In this chapter, we review the working hypothesis that the roots of adult valvular heart disease (VHD) lie in embryonic development. Valvulogenesis is a complex process in which growth factors signal the process of endocardium-to-mesenchyme transformation (EMT) resulting in formation of prevalvular "cushions." The post-EMT processes, whereby cushions are morphogenetically remolded into valve leaflets, are less well understood, but they require periostin. Mice with targeted deletion of periostin develop degenerative changes similar to human forms of VHD. Mitral valves are also abnormally elongated in hypertrophic cardiomyopathy (HCM), which plays an important role in clinical disease expression. However, the mechanism for this is unclear, but correlates with enhanced expression of periostin in a specific population of ventricular cells derived from the embryonic proepicardial organ, which accumulate at sites where valvular endocardial EMT is reactivated.

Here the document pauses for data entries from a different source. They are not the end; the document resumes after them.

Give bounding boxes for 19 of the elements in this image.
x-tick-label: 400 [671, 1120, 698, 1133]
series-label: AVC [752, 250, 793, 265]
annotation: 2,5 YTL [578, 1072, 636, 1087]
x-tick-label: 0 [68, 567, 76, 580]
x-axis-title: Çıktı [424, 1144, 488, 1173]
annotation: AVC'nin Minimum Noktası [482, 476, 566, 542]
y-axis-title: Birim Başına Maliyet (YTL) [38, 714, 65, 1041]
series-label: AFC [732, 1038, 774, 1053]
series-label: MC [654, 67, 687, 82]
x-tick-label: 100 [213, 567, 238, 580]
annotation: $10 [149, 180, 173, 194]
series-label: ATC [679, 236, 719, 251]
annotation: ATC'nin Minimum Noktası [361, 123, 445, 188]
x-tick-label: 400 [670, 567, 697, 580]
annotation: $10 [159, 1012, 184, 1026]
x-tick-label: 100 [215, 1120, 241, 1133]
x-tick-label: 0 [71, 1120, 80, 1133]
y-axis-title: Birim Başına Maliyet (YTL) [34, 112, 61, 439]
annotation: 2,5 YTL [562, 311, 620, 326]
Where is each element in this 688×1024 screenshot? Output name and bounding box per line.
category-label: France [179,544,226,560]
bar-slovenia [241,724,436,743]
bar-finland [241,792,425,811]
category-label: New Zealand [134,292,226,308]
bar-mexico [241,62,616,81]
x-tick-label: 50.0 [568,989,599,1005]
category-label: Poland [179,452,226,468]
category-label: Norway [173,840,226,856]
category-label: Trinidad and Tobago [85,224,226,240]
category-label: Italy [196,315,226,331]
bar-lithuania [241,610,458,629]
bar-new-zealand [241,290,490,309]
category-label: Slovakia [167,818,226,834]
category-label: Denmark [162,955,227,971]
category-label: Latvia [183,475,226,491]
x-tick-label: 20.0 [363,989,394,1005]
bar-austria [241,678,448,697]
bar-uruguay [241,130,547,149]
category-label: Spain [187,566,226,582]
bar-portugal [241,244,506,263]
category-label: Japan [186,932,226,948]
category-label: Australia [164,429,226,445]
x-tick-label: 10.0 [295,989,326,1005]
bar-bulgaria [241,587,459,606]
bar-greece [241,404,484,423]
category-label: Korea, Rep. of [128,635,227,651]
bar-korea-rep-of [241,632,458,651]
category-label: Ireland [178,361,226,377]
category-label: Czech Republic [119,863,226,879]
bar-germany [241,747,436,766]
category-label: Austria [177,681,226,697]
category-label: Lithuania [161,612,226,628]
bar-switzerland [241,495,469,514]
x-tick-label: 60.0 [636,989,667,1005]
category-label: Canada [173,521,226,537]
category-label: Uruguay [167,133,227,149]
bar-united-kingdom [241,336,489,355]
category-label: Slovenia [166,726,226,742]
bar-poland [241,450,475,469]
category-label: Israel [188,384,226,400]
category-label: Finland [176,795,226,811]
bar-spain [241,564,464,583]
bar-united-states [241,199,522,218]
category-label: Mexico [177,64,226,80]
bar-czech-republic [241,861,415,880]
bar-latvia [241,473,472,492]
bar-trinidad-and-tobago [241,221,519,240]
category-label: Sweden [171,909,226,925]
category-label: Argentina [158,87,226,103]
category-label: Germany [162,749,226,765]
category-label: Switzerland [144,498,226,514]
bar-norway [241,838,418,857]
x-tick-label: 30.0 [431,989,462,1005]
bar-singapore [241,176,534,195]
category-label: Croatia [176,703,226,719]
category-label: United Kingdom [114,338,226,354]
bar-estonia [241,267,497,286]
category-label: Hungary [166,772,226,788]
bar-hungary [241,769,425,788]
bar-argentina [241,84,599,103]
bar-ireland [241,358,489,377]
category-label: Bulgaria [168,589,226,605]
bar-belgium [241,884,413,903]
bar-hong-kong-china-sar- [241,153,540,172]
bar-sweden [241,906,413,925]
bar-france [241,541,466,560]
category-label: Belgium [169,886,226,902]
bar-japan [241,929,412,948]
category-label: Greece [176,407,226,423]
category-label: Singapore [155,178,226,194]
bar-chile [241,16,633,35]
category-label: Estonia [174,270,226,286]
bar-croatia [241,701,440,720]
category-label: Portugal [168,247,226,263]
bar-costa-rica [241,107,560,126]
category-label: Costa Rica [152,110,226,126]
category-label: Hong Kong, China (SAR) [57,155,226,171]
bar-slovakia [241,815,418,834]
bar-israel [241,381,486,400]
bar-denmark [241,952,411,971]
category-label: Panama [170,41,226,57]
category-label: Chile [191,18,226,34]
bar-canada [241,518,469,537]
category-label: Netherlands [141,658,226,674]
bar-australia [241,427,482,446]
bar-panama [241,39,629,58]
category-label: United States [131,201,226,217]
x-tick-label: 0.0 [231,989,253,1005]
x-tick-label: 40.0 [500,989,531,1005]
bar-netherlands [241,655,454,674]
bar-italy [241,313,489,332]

Collectively, these findings suggest that developmental mechanisms underlie adult valve responses to genetic mutations in degenerative VHD and HCM.

Figure 1

Schematic representation of valvular morhpogenesis. AV and outflow tract (semilunar) valvulogenesis commences with an EMT event, yielding cushion mesenchymal cell (blue), followed by a remodeling process whereby mesenchyme differentiates into collagen-secreting (black lines) interstitial valve fibroblasts (yellow). This remodeling event ultimately leads to leaflet compaction, attenuation, and formation of fibrous continuities that are indicative of the mature valve tissue.

Figure 2

The periostin hypothesis: Periostin expression is regulated in part by TGFβ signals and secreted by cushion mesenchymal cells (middle cell). This secretion promotes a mesenchymal to fibroblast differentiation (left cell) and is important for promoting collagen fibrillogenesis and the material properties of forming valves. In its absence, aberrant differentiation of alternative cell types (e.g., myocytes) are observed (right cell). Thus, periostin promotes differentiation of prevalvular mesenchyme into a fibroblastic lineage and/or inhibits differentiation into other mesodermal lineages.